The Society of St. Pius X (SSPX) will respond to the Vatican’s conditions “in a reasonable time,” its leaders said, after they met on Friday (Oct. 7).

Bishop Bernard Fellay, the SSPX’s superior general, received the “doctrinal preamble” at a meeting in Rome last month. The document’s contents remain confidential, but the Vatican has indicated it includes a mandate to accept at least some of the Second Vatican Council (1962-1965) and the pope’s teaching authority in the decades since.

Founded by the late Archbishop Marcel Lefebvre, the SSPX is the largest and most vocal group of ultra-traditionalist Catholics who reject the modernizing reforms ushered in by Vatican II, including the council’s teachings on religious freedom and subsequent changes to the Mass.

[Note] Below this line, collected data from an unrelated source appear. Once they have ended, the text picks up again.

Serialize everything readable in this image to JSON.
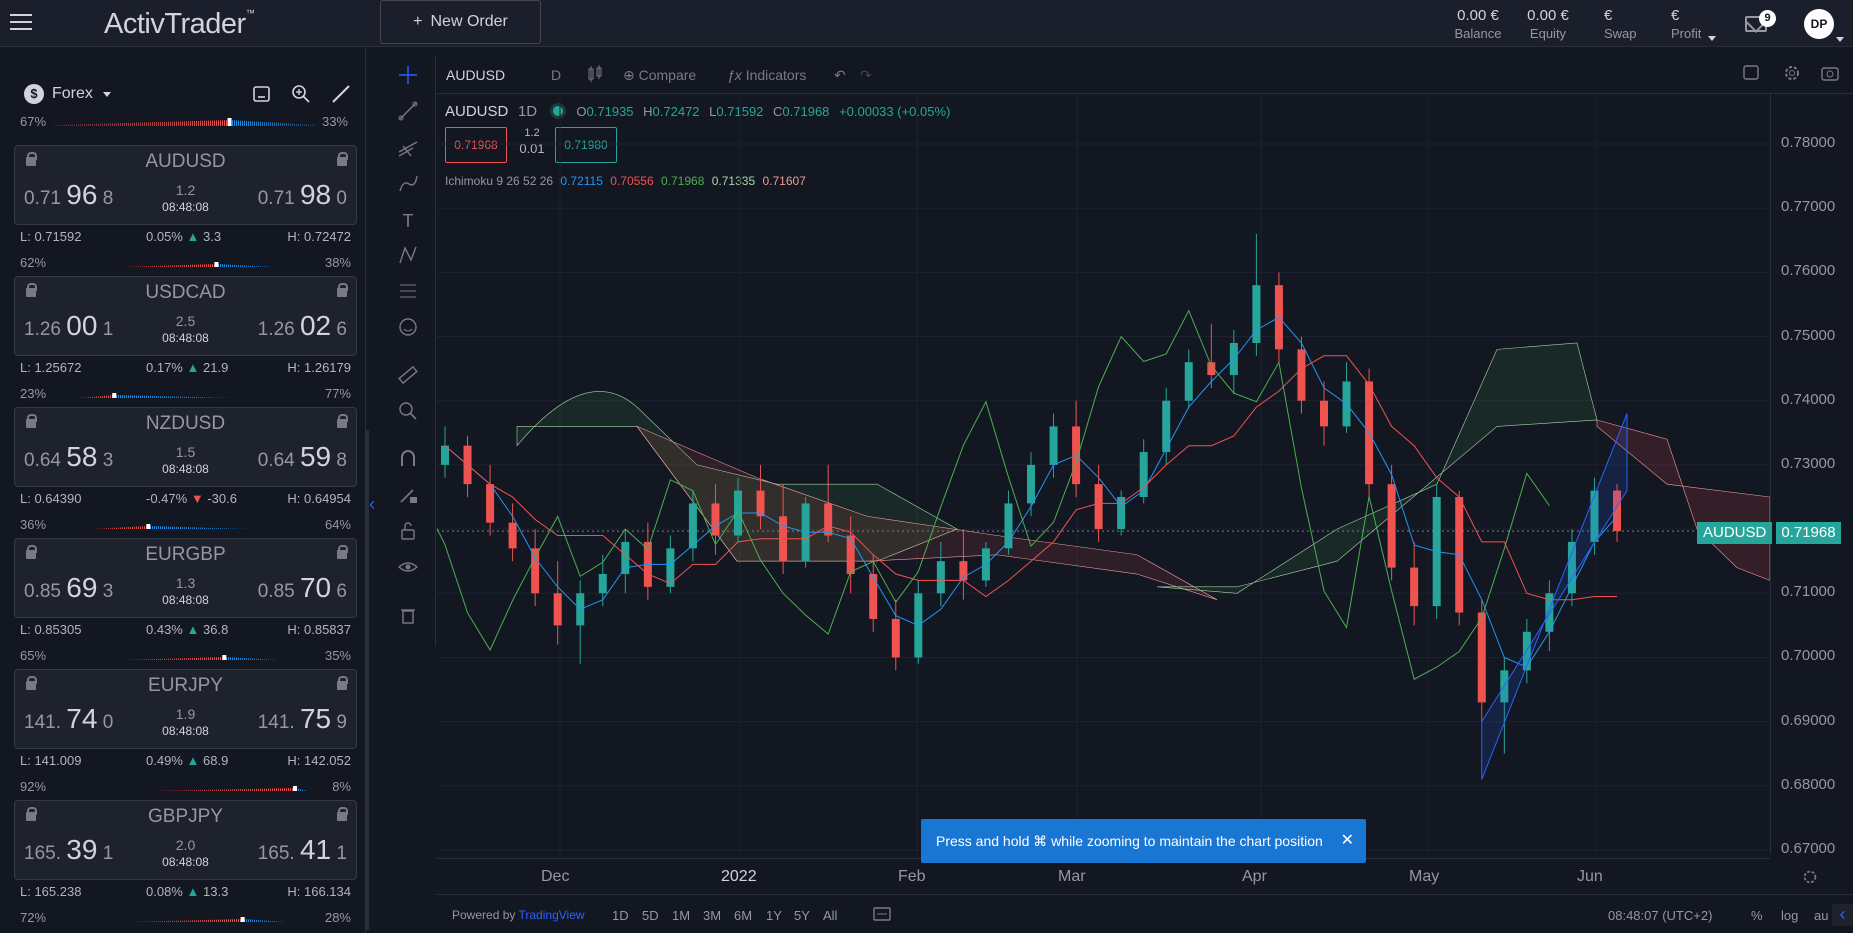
{
  "app": {
    "logo": "ActivTrader",
    "logo_mark": "™",
    "new_order": "New Order",
    "new_order_icon": "plus-icon"
  },
  "account": [
    {
      "value": "0.00 €",
      "label": "Balance"
    },
    {
      "value": "0.00 €",
      "label": "Equity"
    },
    {
      "value": "€",
      "label": "Swap"
    },
    {
      "value": "€",
      "label": "Profit"
    }
  ],
  "mail_count": "9",
  "user_initials": "DP",
  "sidebar": {
    "category": "Forex",
    "coin": "$",
    "prev_sentiment": {
      "sell": "67%",
      "buy": "33%"
    },
    "instruments": [
      {
        "symbol": "AUDUSD",
        "bid_a": "0.71",
        "bid_b": "96",
        "bid_c": "8",
        "ask_a": "0.71",
        "ask_b": "98",
        "ask_c": "0",
        "spread": "1.2",
        "time": "08:48:08",
        "low": "L: 0.71592",
        "change": "0.05%",
        "points": "3.3",
        "dir": "up",
        "high": "H: 0.72472",
        "sell": "62%",
        "buy": "38%",
        "sell_frac": 0.62
      },
      {
        "symbol": "USDCAD",
        "bid_a": "1.26",
        "bid_b": "00",
        "bid_c": "1",
        "ask_a": "1.26",
        "ask_b": "02",
        "ask_c": "6",
        "spread": "2.5",
        "time": "08:48:08",
        "low": "L: 1.25672",
        "change": "0.17%",
        "points": "21.9",
        "dir": "up",
        "high": "H: 1.26179",
        "sell": "23%",
        "buy": "77%",
        "sell_frac": 0.23
      },
      {
        "symbol": "NZDUSD",
        "bid_a": "0.64",
        "bid_b": "58",
        "bid_c": "3",
        "ask_a": "0.64",
        "ask_b": "59",
        "ask_c": "8",
        "spread": "1.5",
        "time": "08:48:08",
        "low": "L: 0.64390",
        "change": "-0.47%",
        "points": "-30.6",
        "dir": "down",
        "high": "H: 0.64954",
        "sell": "36%",
        "buy": "64%",
        "sell_frac": 0.36
      },
      {
        "symbol": "EURGBP",
        "bid_a": "0.85",
        "bid_b": "69",
        "bid_c": "3",
        "ask_a": "0.85",
        "ask_b": "70",
        "ask_c": "6",
        "spread": "1.3",
        "time": "08:48:08",
        "low": "L: 0.85305",
        "change": "0.43%",
        "points": "36.8",
        "dir": "up",
        "high": "H: 0.85837",
        "sell": "65%",
        "buy": "35%",
        "sell_frac": 0.65
      },
      {
        "symbol": "EURJPY",
        "bid_a": "141.",
        "bid_b": "74",
        "bid_c": "0",
        "ask_a": "141.",
        "ask_b": "75",
        "ask_c": "9",
        "spread": "1.9",
        "time": "08:48:08",
        "low": "L: 141.009",
        "change": "0.49%",
        "points": "68.9",
        "dir": "up",
        "high": "H: 142.052",
        "sell": "92%",
        "buy": "8%",
        "sell_frac": 0.92
      },
      {
        "symbol": "GBPJPY",
        "bid_a": "165.",
        "bid_b": "39",
        "bid_c": "1",
        "ask_a": "165.",
        "ask_b": "41",
        "ask_c": "1",
        "spread": "2.0",
        "time": "08:48:08",
        "low": "L: 165.238",
        "change": "0.08%",
        "points": "13.3",
        "dir": "up",
        "high": "H: 166.134",
        "sell": "72%",
        "buy": "28%",
        "sell_frac": 0.72
      }
    ]
  },
  "chart_toolbar": {
    "symbol": "AUDUSD",
    "interval": "D",
    "compare": "Compare",
    "indicators": "Indicators"
  },
  "chart_legend": {
    "symbol": "AUDUSD",
    "interval": "1D",
    "o_label": "O",
    "o": "0.71935",
    "h_label": "H",
    "h": "0.72472",
    "l_label": "L",
    "l": "0.71592",
    "c_label": "C",
    "c": "0.71968",
    "change": "+0.00033 (+0.05%)",
    "sell_box": "0.71968",
    "buy_box": "0.71980",
    "spread_top": "1.2",
    "spread_bottom": "0.01"
  },
  "ichimoku": {
    "label": "Ichimoku 9 26 52 26",
    "v1": "0.72115",
    "v2": "0.70556",
    "v3": "0.71968",
    "v4": "0.71335",
    "v5": "0.71607"
  },
  "colors": {
    "up": "#26a69a",
    "down": "#ef5350",
    "accent": "#2962ff",
    "toast": "#1976d2"
  },
  "chart_data": {
    "type": "candlestick",
    "symbol": "AUDUSD",
    "price_ticks": [
      "0.78000",
      "0.77000",
      "0.76000",
      "0.75000",
      "0.74000",
      "0.73000",
      "0.72000",
      "0.71000",
      "0.70000",
      "0.69000",
      "0.68000",
      "0.67000"
    ],
    "ylim": [
      0.67,
      0.78
    ],
    "time_ticks": [
      "Dec",
      "2022",
      "Feb",
      "Mar",
      "Apr",
      "May",
      "Jun"
    ],
    "current_price_label": "AUDUSD",
    "current_price": "0.71968",
    "ohlc": [
      [
        0.73,
        0.736,
        0.728,
        0.733
      ],
      [
        0.733,
        0.7345,
        0.725,
        0.727
      ],
      [
        0.727,
        0.73,
        0.719,
        0.721
      ],
      [
        0.721,
        0.724,
        0.715,
        0.717
      ],
      [
        0.717,
        0.72,
        0.708,
        0.71
      ],
      [
        0.71,
        0.715,
        0.702,
        0.705
      ],
      [
        0.705,
        0.712,
        0.699,
        0.71
      ],
      [
        0.71,
        0.716,
        0.708,
        0.713
      ],
      [
        0.713,
        0.72,
        0.71,
        0.718
      ],
      [
        0.718,
        0.721,
        0.709,
        0.711
      ],
      [
        0.711,
        0.719,
        0.71,
        0.717
      ],
      [
        0.717,
        0.726,
        0.715,
        0.724
      ],
      [
        0.724,
        0.727,
        0.716,
        0.719
      ],
      [
        0.719,
        0.728,
        0.718,
        0.726
      ],
      [
        0.726,
        0.73,
        0.72,
        0.722
      ],
      [
        0.722,
        0.727,
        0.713,
        0.715
      ],
      [
        0.715,
        0.725,
        0.714,
        0.724
      ],
      [
        0.724,
        0.73,
        0.718,
        0.719
      ],
      [
        0.719,
        0.722,
        0.71,
        0.713
      ],
      [
        0.713,
        0.716,
        0.704,
        0.706
      ],
      [
        0.706,
        0.709,
        0.698,
        0.7
      ],
      [
        0.7,
        0.712,
        0.699,
        0.71
      ],
      [
        0.71,
        0.718,
        0.708,
        0.715
      ],
      [
        0.715,
        0.72,
        0.709,
        0.712
      ],
      [
        0.712,
        0.718,
        0.711,
        0.717
      ],
      [
        0.717,
        0.726,
        0.716,
        0.724
      ],
      [
        0.724,
        0.732,
        0.722,
        0.73
      ],
      [
        0.73,
        0.738,
        0.728,
        0.736
      ],
      [
        0.736,
        0.74,
        0.725,
        0.727
      ],
      [
        0.727,
        0.73,
        0.718,
        0.72
      ],
      [
        0.72,
        0.726,
        0.719,
        0.725
      ],
      [
        0.725,
        0.734,
        0.724,
        0.732
      ],
      [
        0.732,
        0.742,
        0.73,
        0.74
      ],
      [
        0.74,
        0.748,
        0.739,
        0.746
      ],
      [
        0.746,
        0.752,
        0.742,
        0.744
      ],
      [
        0.744,
        0.751,
        0.741,
        0.749
      ],
      [
        0.749,
        0.766,
        0.747,
        0.758
      ],
      [
        0.758,
        0.76,
        0.746,
        0.748
      ],
      [
        0.748,
        0.75,
        0.738,
        0.74
      ],
      [
        0.74,
        0.743,
        0.733,
        0.736
      ],
      [
        0.736,
        0.746,
        0.735,
        0.743
      ],
      [
        0.743,
        0.745,
        0.725,
        0.727
      ],
      [
        0.727,
        0.73,
        0.712,
        0.714
      ],
      [
        0.714,
        0.718,
        0.705,
        0.708
      ],
      [
        0.708,
        0.727,
        0.706,
        0.725
      ],
      [
        0.725,
        0.726,
        0.705,
        0.707
      ],
      [
        0.707,
        0.709,
        0.69,
        0.693
      ],
      [
        0.693,
        0.7,
        0.685,
        0.698
      ],
      [
        0.698,
        0.706,
        0.696,
        0.704
      ],
      [
        0.704,
        0.712,
        0.701,
        0.71
      ],
      [
        0.71,
        0.72,
        0.708,
        0.718
      ],
      [
        0.718,
        0.728,
        0.716,
        0.726
      ],
      [
        0.726,
        0.727,
        0.718,
        0.7197
      ]
    ]
  },
  "bottom_bar": {
    "powered_by": "Powered by",
    "provider": "TradingView",
    "ranges": [
      "1D",
      "5D",
      "1M",
      "3M",
      "6M",
      "1Y",
      "5Y",
      "All"
    ],
    "clock": "08:48:07 (UTC+2)",
    "pct": "%",
    "log": "log",
    "auto": "au"
  },
  "toast": {
    "text": "Press and hold ⌘ while zooming to maintain the chart position"
  }
}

In a bid to restore relations, Pope Benedict XVI lifted restrictions on the so-called Traditional Latin Mass in 2007, and readmitted four excommunicated SSPX bishops in 2009. Jewish groups were outraged after one of the readmitted bishops, Richard Williamson, turned out to be a vocal denier of the Holocaust.

Despite these concessions, Fellay’s top aide said last month that reaching an agreement would be “very, very difficult.”

“The leadership of the church now as before is not ready to give up the false principles of Vatican II and their consequences,” said the Rev. Niklaus Pfluger. “Any false or dangerous compromise must be ruled out.”